THE amount of retained earnings a company keeps in its audited financial statement is either consolidated or non-consolidated. It determines the ability of a listed company to declare dividend, either in cash or in stock. When public investors put money in listed companies by buying shares on the stock market, they enable the already rich owners of those companies even richer. We may say public investors are mainly responsible for making those businesses owned and controlled by the very rich in the Philippines. Yet, these public investors are not represented on the board of any of the listed companies and, instead, find themselves treated as anonymous investors even when they get a share of the profits via their individual investment.
Will the Securities and Exchange Commission (SEC) be able to do something about this?
The answer or answers should come only from SEC officials and their monitoring teams, along with the managers of the Philippine Stock Exchange (PSE). This is not to pressure either the SEC or the PSE, or even both, to allow the public to take a peek into the boardroom of listed companies. The decision depends on the SEC’s five-person commission.
Due Diligencer can only rely on postings on the PSE website for sources of information. The disclosures as posted should be read by public investors for their own consumption. They should check if these disclosures meet their expectations for the information they need as individual investors who have no other link with the listed companies where they have invested their money.
To illustrate, it is better to cite some examples of listed companies that religiously comply with the market’s disclosure policy.
US$ as functional currency
Like other listed companies, International Container Terminal Services Inc. (market symbol: ICT) includes in its financial filing the performance of its subsidiaries. It also posts its quarterly financials regularly for perusal by the public.
Unlike other listed companies, ICT uses the US dollar as a functional currency. At the same time, its board expresses the dividend it pays stockholders in US$.

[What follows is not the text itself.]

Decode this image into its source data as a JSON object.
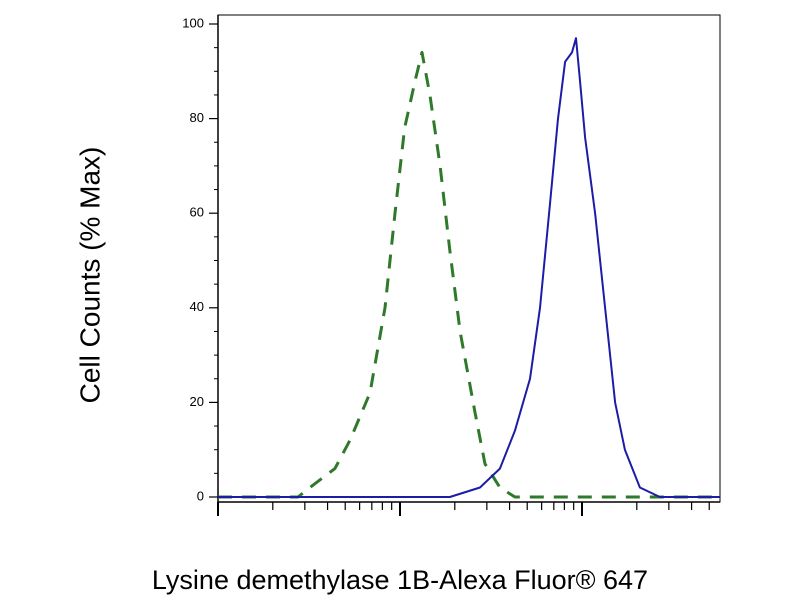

By the way, ICT last paid a dividend of US$0.020 on May 17, 2017, which the company’s seven-person board approved on April 20, 2017. It reported in its annual financial filing audited by SGC and Co. consolidated retained earnings of $819.668 million as of Dec. 31, 2017. At P52 per US$, this is equivalent to P42.633 billion.
In its annual financial statement as of Dec. 31, 2017, ICT listed 2.034 billion as outstanding common shares. It also showed in the same PSE posting US$1,496.6 million as “the amount of debt outstanding as of Dec. 31, 2017.”
The same annual financial filing listed PCD Nominee as the majority stockholder holding 860.844 million ICT common shares, or 31.44 percent, and 723.865 million ICT common shares, or 26.44 percent, for non-Filipino and Filipino stockholders.
PCD Nominee acts only as record stockholder for the beneficial owners of the shares it holds.
Of course, public investors know that businessman Enrique K. Razon Jr. is ICT’s owner and controlling stockholder.
Due Diligencer’s take
As the common shares of listed companies are traded by public investors, their issuers should post on the PSE website their financial filings, whether quarterly or annual. This suggestion would mean separating the financial disclosures of a listed company from its consolidated group filing.
This is one way, if not the only way, for public investors to appreciate disclosures, particularly those that have something to do with financials. Why confuse the public with so many numbers shown in the consolidated annual or quarterly filings?
The public would probably not mind at all if listed companies were to use other foreign currencies in their financial postings. But they would appreciate more the amount of retained earnings as reported in the non-consolidated but audited yearly financial statements.
Of course, the public would also care about consistent profitability that enables a listed company to pile up retained earnings. What are financial statements for if they don’t report revenues, minus expenses, equals gross profit?
Another thing that the public would, perhaps, care to know is an entry in a financial filing about “others.” Would it be imposing too much on listed companies if they were asked to elaborate more, or specify those items under “others”? Just asking.